A walk through the storms


Much too often I find myself walking into storms that I could have avoided. Why do I stray from my path more than I feel I should?  Maybe it's that I get distracted too easily; or I just get selfish and want things my way without even looking into what may lie ahead.

I sometimes frustrate myself  because I know the calling on my life, but some part of me still ignores it.  Some of my gifts I have not learned to use to their full potential.  When using some of them I take it personal, and at heart feeling all the pain that doesn't belong to me.  Being a messenger isn't easy, especially when the calling comes from something much more powerful than ones self.

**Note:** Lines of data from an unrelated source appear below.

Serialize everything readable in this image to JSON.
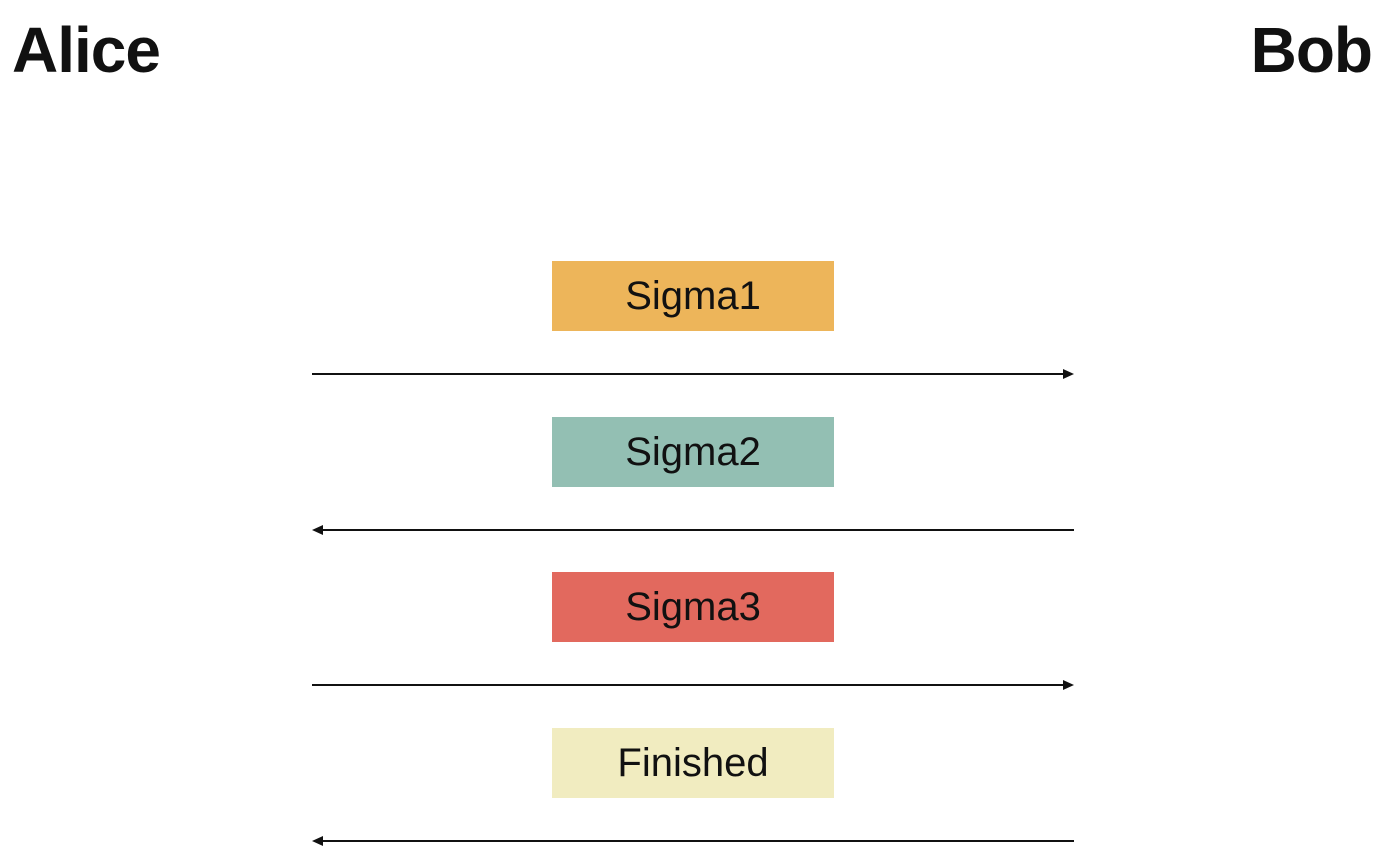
{
  "parties": {
    "left": "Alice",
    "right": "Bob"
  },
  "messages": [
    {
      "label": "Sigma1",
      "color": "#EDB55A",
      "direction": "right"
    },
    {
      "label": "Sigma2",
      "color": "#93BFB3",
      "direction": "left"
    },
    {
      "label": "Sigma3",
      "color": "#E2695E",
      "direction": "right"
    },
    {
      "label": "Finished",
      "color": "#F1ECC0",
      "direction": "left"
    }
  ]
}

I have began to realize that some of my dreams in the past were a warning for the future, possibly years ahead.  One in particular was walking through a large field with multiple tornadoes all over.  Standing at a vantage point, I watched as they danced around the open field. Some crossed paths, some merging with one another to create a larger one.
That part reminds me of my ex, we were both a mess when we met and fell in 'love'.  I think for me it was something different, someone new and younger with a different outlook on life. The longer we stayed together, the more storms I had to walk through, around, above and under.  It came from all sides when we were together.  Times I wanted to go meet up and either my car would break down, battery be dead, flat tire.  It was always something; even now after being separated for a few months there has been times when I tried to pick him up and something would go wrong.  The universe was telling me that it's not what I needed.

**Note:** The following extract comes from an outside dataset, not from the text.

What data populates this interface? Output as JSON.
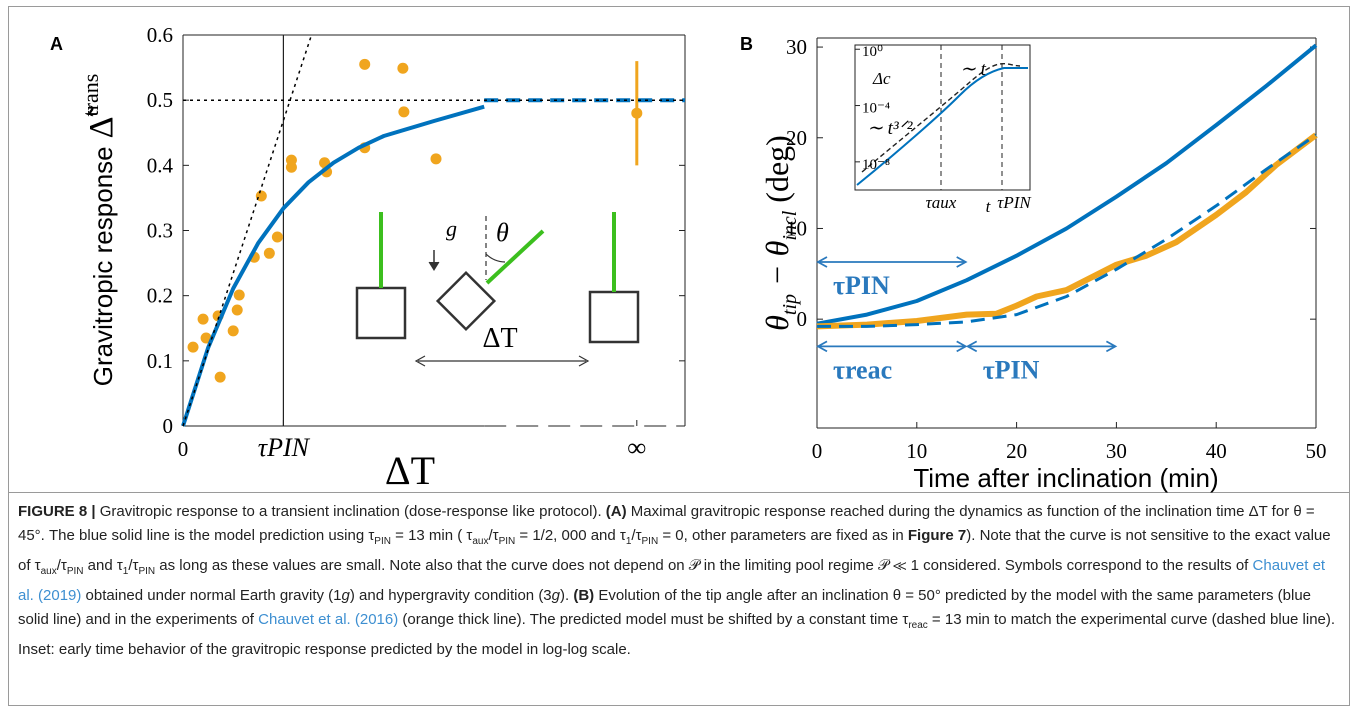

For the longest time, I thought the storms were from those around us; come to find out they were coming from within us. Master creator of a mess, quick to pass on the blame, and never saw any mistakes in his character and life.

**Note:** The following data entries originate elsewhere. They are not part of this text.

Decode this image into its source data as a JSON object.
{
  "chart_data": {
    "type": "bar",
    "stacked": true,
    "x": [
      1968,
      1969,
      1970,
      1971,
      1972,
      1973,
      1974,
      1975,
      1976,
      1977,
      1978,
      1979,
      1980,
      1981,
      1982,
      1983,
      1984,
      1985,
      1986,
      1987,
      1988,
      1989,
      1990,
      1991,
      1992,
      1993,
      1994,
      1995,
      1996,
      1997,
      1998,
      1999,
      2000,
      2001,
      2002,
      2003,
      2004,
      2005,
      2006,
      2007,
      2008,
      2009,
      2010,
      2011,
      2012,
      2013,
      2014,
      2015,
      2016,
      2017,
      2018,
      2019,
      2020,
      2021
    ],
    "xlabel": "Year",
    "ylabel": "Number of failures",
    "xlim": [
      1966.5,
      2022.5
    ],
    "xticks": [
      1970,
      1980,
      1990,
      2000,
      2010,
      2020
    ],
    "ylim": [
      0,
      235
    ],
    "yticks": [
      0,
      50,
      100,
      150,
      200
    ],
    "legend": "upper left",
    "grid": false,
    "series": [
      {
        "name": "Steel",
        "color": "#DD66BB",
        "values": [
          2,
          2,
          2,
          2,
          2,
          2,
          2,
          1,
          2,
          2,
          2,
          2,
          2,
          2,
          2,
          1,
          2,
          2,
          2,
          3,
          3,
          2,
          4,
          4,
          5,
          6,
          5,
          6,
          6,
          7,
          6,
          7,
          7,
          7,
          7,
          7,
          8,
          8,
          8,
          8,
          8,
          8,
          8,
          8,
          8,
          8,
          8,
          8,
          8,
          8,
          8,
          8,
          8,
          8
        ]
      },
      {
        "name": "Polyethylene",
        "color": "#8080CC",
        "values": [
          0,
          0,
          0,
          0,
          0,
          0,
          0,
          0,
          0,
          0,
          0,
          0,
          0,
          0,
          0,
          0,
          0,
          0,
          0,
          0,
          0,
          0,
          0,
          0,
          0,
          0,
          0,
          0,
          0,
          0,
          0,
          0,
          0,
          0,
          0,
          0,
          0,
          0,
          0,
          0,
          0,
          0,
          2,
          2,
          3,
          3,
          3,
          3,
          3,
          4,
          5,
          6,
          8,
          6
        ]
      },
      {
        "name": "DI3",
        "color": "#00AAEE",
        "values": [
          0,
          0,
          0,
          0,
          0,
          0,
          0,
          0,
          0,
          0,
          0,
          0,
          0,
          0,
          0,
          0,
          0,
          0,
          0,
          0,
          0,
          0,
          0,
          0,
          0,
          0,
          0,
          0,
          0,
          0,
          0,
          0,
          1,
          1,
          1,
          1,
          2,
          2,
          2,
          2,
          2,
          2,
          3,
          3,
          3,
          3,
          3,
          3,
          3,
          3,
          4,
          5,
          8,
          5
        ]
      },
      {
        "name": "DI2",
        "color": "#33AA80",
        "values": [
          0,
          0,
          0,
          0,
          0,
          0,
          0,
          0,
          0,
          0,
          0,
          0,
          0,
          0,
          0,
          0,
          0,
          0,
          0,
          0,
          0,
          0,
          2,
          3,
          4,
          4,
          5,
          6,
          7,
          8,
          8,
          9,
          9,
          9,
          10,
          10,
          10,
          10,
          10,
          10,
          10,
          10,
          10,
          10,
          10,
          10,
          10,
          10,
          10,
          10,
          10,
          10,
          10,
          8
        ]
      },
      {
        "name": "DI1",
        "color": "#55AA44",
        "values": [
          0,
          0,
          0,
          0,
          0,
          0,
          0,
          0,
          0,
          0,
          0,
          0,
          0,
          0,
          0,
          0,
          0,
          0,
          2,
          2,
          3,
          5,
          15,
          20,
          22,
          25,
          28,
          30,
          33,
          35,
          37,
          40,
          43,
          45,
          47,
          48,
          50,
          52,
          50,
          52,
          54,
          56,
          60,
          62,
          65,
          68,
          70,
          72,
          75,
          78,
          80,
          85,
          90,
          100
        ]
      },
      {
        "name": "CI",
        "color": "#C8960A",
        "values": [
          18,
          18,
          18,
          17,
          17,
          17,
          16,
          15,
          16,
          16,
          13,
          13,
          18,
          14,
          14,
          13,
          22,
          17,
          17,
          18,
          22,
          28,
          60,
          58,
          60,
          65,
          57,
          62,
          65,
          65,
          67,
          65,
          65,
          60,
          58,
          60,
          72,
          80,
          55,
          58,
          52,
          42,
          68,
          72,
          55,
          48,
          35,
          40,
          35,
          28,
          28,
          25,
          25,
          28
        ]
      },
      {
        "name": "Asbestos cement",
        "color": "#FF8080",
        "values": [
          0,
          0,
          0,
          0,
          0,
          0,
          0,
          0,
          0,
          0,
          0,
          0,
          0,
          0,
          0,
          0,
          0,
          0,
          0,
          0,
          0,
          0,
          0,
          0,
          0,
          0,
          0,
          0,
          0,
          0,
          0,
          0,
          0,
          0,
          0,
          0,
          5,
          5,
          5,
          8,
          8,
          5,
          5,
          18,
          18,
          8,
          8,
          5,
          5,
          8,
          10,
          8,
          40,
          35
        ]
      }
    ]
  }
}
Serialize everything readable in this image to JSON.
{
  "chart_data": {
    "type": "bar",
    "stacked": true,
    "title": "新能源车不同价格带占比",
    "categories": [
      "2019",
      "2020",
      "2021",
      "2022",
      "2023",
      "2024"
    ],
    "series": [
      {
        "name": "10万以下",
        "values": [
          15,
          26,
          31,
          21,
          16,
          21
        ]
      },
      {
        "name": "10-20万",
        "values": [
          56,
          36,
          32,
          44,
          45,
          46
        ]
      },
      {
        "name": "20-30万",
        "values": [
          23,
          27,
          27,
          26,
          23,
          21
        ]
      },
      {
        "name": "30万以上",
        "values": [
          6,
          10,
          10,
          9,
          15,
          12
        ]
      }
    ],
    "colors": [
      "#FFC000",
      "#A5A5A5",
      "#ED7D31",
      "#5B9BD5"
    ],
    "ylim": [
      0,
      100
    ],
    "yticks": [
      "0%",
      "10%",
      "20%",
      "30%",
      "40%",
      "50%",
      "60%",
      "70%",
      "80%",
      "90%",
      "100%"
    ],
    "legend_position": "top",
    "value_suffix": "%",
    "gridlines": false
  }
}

The moment I started to change the way I was living; started up my meditation and devotional time, and started to focus more on me and what I need, I found the relationship took a drastic change and we started to drift apart very quickly. 
I feel that a partner should add to your life and not take away from it. I want someone who wants me and doesn't "need" me for everything in life.
My journey continues minute by minute, day by day.  No matter what life throws at me, I'm blessed i get to see another one come to me.